KIRKLAND, Wash. -- Matt Hasselbeck wore a black and a blue necklace, intertwined and laced with titanium, throughout practice. It's the fashion rage among baseball players these days.
"Worked for the Red Sox. Trying it," the Boston-area native and former Boston College Eagles quarterback said Wednesday.
The Seahawks quarterback hopes it works for achy sides, too.
Hasselbeck made it through his first practice since he strained his right oblique muscle in a victory against St. Louis on Oct. 21, though he appeared bothered. He winced. He bent over at the waist. He consulted the team trainer and quarterbacks coach Jim Zorn. And he continually rotated his right, throwing arm in a windmill motion, as if to loosen it.
It was loose enough. One pass was a perfectly lofted, 50-yard throw that reached D.J. Hackett's hands as the receiver sprinted down the sideline.
"Yeah, I think he was conscious of just seeing how it feels, just to see what it felt like to make all the throws. It was good," Zorn said.

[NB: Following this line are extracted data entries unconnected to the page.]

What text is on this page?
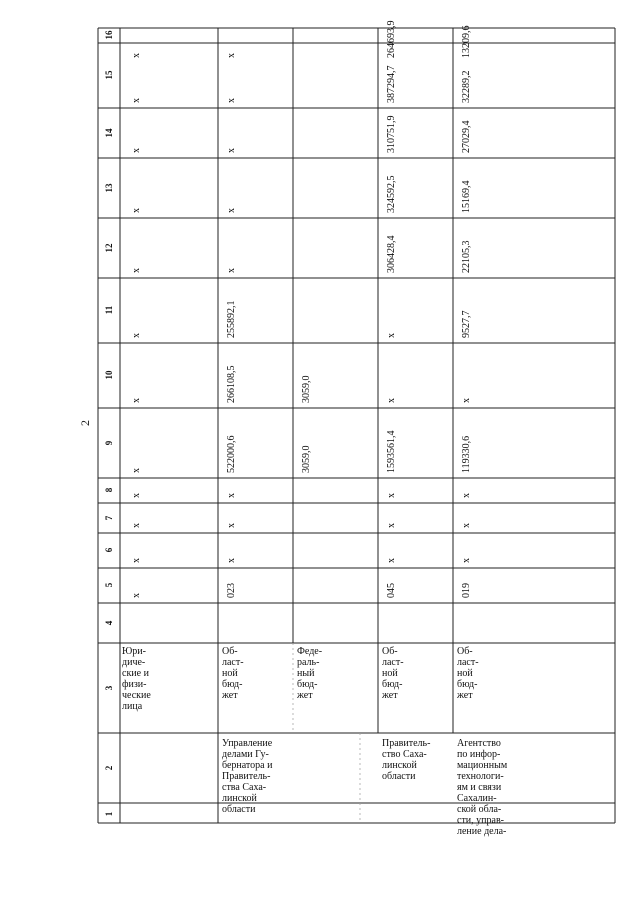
2
1
2
3
4
5
6
7
8
9
10
11
12
13
14
15
16
Юри-
диче-
ские и
физи-
ческие
лица
x
x
x
x
x
x
x
x
x
x
x
x
Управление
делами Гу-
бернатора и
Правитель-
ства Саха-
линской
области
Об-
ласт-
ной
бюд-
жет
023
x
x
x
522000,6
266108,5
255892,1
x
x
x
x
x
Феде-
раль-
ный
бюд-
жет
3059,0
3059,0
Правитель-
ство Саха-
линской
области
Об-
ласт-
ной
бюд-
жет
045
x
x
x
1593561,4
x
x
306428,4
324592,5
310751,9
387294,7
264693,9
Агентство
по инфор-
мационным
технологи-
ям и связи
Сахалин-
ской обла-
сти, управ-
ление дела-
Об-
ласт-
ной
бюд-
жет
019
x
x
x
119330,6
x
9527,7
22105,3
15169,4
27029,4
32289,2
13209,6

Hasselbeck and the Seahawks said he'll be ready to start when skittish Seattle (4-3) comes off its bye and plays at surging Cleveland (4-3) on Sunday.

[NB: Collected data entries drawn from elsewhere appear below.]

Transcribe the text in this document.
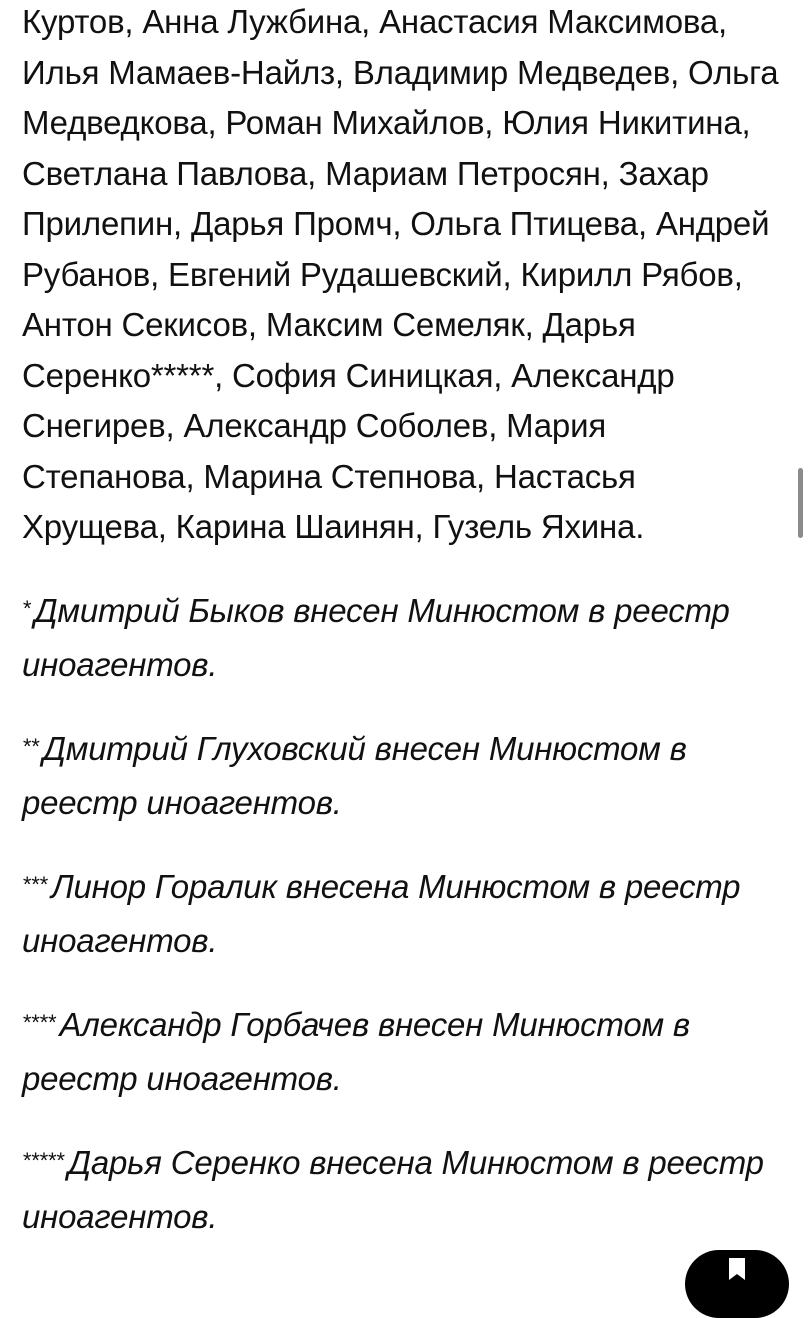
Куртов, Анна Лужбина, Анастасия Максимова, Илья Мамаев-Найлз, Владимир Медведев, Ольга Медведкова, Роман Михайлов, Юлия Никитина, Светлана Павлова, Мариам Петросян, Захар Прилепин, Дарья Промч, Ольга Птицева, Андрей Рубанов, Евгений Рудашевский, Кирилл Рябов, Антон Секисов, Максим Семеляк, Дарья Серенко*****, София Синицкая, Александр Снегирев, Александр Соболев, Мария Степанова, Марина Степнова, Настасья Хрущева, Карина Шаинян, Гузель Яхина.

* Дмитрий Быков внесен Минюстом в реестр иноагентов.

** Дмитрий Глуховский внесен Минюстом в реестр иноагентов.

*** Линор Горалик внесена Минюстом в реестр иноагентов.

**** Александр Горбачев внесен Минюстом в реестр иноагентов.

***** Дарья Серенко внесена Минюстом в реестр иноагентов.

"I was probably a little bit careful," Hasselbeck said after skipping only a couple of snaps with the first-team offense.
On Monday, he sat out all the drills while Seneca Wallace -- who went 2-2 starting last season while Hasselbeck was out with a sprained knee -- and Charlie Frye worked with the first team.
"Honestly, it's something that was painful," Hasselbeck said before going back into the training room for more treatment and more ice wrapped onto his side. "I've worked hard all last week trying to get better trying to do what I could, and I think the things we did really helped. I feel really good going into this week."
The area of Hasselbeck's injury -- sustained when Rams pass rusher Claude Wroten slammed his helmet and shoulder pad into Hasselbeck's side as he threw an incomplete pass in the second quarter of the Seahawks' most recent game -- gets pulled each time Hasselbeck raises the ball to throw it.
"It has to do with your torso and twisting," said Seahawks coach Mike Holmgren, a former college quarterback at USC. "It might affect the quarterback more than any other position on the team, if you stop and think about it.
"It's not gone entirely ... but I expect in a couple of days it probably should be gone. And yes, he has to fight through it."